Dejó su pipa un momento y tras disertar un poco sobre la divinidad de su madre se dio cuenta que estaba del lado errado de la calle.
Su juicio jamás estuvo mas claro ni su disposición mas resuelta. Ya no habían días o noches, solo parpadeos, lapsos hipnóticos en los que su mirada se cruzaba con la de Sherezada antes de atravesarlo como danza idílica y puñal.
Ya no le preocupaba mas haber perdido su libreta, tenia suficientes monedas para tomar un café antes que se viniera encima el cielo parisino, suficientes palabras para ultrajar un papel con los demonios que hace rato habían ganado la batalla y la resignación de saberlo todo sintagma, semántica, paradigma, sintaxis.
En ese mismo anden habían vivido y muerto mil poemas, los pasados y los futuros de cientos de personajes hoy hechos brisa marina, los labios de cada hombre que tuvo la osadía de dejarse besar por aquel hombre que fue eso y nada mas; asesino de fantasmas, amable indigente haciéndose el pendejo en medio del tumulto y la música de acordeones.
Tal vez supo que Jodorowsky se burlaba de la intelectualidad francesa con su pánico, tal vez lo supo y lo olvido.

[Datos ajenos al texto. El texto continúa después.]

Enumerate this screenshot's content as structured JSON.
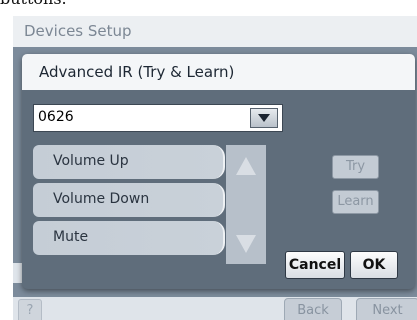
{
  "caption_cropped": "buttons.",
  "window": {
    "title": "Devices Setup"
  },
  "dialog": {
    "title": "Advanced IR (Try & Learn)",
    "combo_value": "0626",
    "list_items": [
      "Volume Up",
      "Volume Down",
      "Mute"
    ],
    "try_label": "Try",
    "learn_label": "Learn",
    "cancel_label": "Cancel",
    "ok_label": "OK"
  },
  "bottom": {
    "help_label": "?",
    "back_label": "Back",
    "next_label": "Next"
  },
  "icons": {
    "dropdown": "chevron-down-icon",
    "scroll_up": "triangle-up-icon",
    "scroll_down": "triangle-down-icon"
  },
  "colors": {
    "panel": "#7c8b9b",
    "dialog_bg": "#5f6d7b",
    "list_item": "#c9d1d9",
    "disabled_text": "#8c97a3"
  }
}
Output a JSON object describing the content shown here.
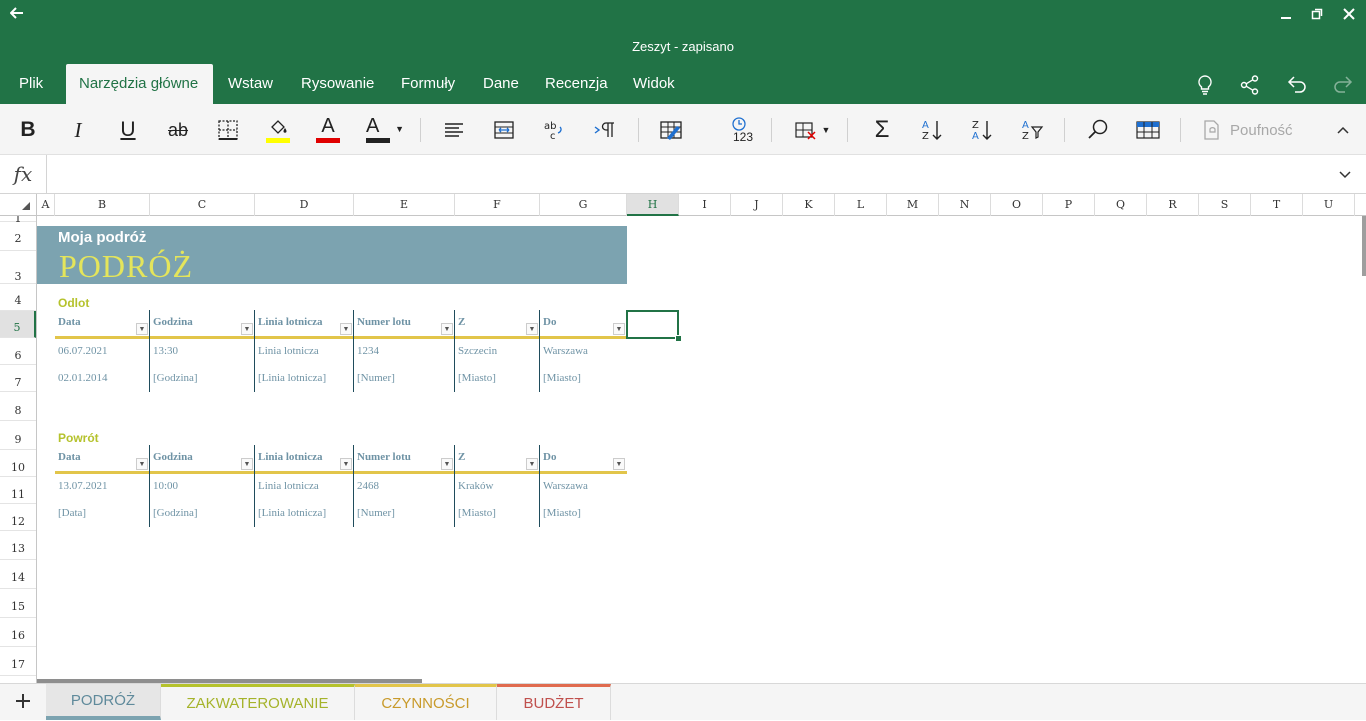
{
  "app": {
    "title": "Zeszyt - zapisano",
    "accent": "#217346"
  },
  "tabs": [
    "Plik",
    "Narzędzia główne",
    "Wstaw",
    "Rysowanie",
    "Formuły",
    "Dane",
    "Recenzja",
    "Widok"
  ],
  "active_tab": "Narzędzia główne",
  "ribbon": {
    "bold": "B",
    "italic": "I",
    "underline": "U",
    "strike": "ab",
    "font_color_letter": "A",
    "font_color_letter2": "A",
    "sensitivity_label": "Poufność",
    "number_format_label": "123",
    "fill_color": "#ffff00",
    "font_color": "#e00000",
    "font_color2": "#222222"
  },
  "formula_bar": {
    "fx": "fx",
    "value": ""
  },
  "columns": [
    "A",
    "B",
    "C",
    "D",
    "E",
    "F",
    "G",
    "H",
    "I",
    "J",
    "K",
    "L",
    "M",
    "N",
    "O",
    "P",
    "Q",
    "R",
    "S",
    "T",
    "U"
  ],
  "selected_column": "H",
  "rows": [
    "1",
    "2",
    "3",
    "4",
    "5",
    "6",
    "7",
    "8",
    "9",
    "10",
    "11",
    "12",
    "13",
    "14",
    "15",
    "16",
    "17"
  ],
  "selected_row": "5",
  "sheet": {
    "subtitle": "Moja podróż",
    "title": "PODRÓŻ",
    "departure": {
      "label": "Odlot",
      "headers": [
        "Data",
        "Godzina",
        "Linia lotnicza",
        "Numer lotu",
        "Z",
        "Do"
      ],
      "rows": [
        [
          "06.07.2021",
          "13:30",
          "Linia lotnicza",
          "1234",
          "Szczecin",
          "Warszawa"
        ],
        [
          "02.01.2014",
          "[Godzina]",
          "[Linia lotnicza]",
          "[Numer]",
          "[Miasto]",
          "[Miasto]"
        ]
      ]
    },
    "return": {
      "label": "Powrót",
      "headers": [
        "Data",
        "Godzina",
        "Linia lotnicza",
        "Numer lotu",
        "Z",
        "Do"
      ],
      "rows": [
        [
          "13.07.2021",
          "10:00",
          "Linia lotnicza",
          "2468",
          "Kraków",
          "Warszawa"
        ],
        [
          "[Data]",
          "[Godzina]",
          "[Linia lotnicza]",
          "[Numer]",
          "[Miasto]",
          "[Miasto]"
        ]
      ]
    }
  },
  "sheet_tabs": [
    {
      "label": "PODRÓŻ",
      "color": "#5f8a9b",
      "active": true
    },
    {
      "label": "ZAKWATEROWANIE",
      "color": "#a5b32b",
      "active": false
    },
    {
      "label": "CZYNNOŚCI",
      "color": "#c89a2a",
      "active": false
    },
    {
      "label": "BUDŻET",
      "color": "#c0504d",
      "active": false
    }
  ],
  "icons": [
    "back-icon",
    "minimize-icon",
    "restore-icon",
    "close-icon",
    "lightbulb-icon",
    "share-icon",
    "undo-icon",
    "redo-icon"
  ]
}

Su distinguido grupo de amigos nunca pareció distraído y mucho menos conciente de su destino trágico, tan deliberado y racional, tan meticulosamente autodestructivo. Todos rechazaban la visión romántica de la locura, de la delincuencia, de la perversión, de la droga, y el rechazó las ínfulas de pensador proactivo, se abandono a si mismo y se declaro hedonista por vocación.
Su pipa no era de madera fina y jamás estuvo cargada del tabaco cubano que fumaban en Europa para reivindicar beligerancias al son de un megáfono; la cargaba con marihuana, bazuco e insolencia, le arrancaba el dinero de las manos a los turistas y le tiraba piedras al sol, se canso de ese puto lado de la acera lleno de juicios y orines ajenos, sus pies descalzos y sucios sintieron el asfalto por ultima vez, y se entrego a la mirada de Sherezada antes de atravesarlo como danza idílica y puñal.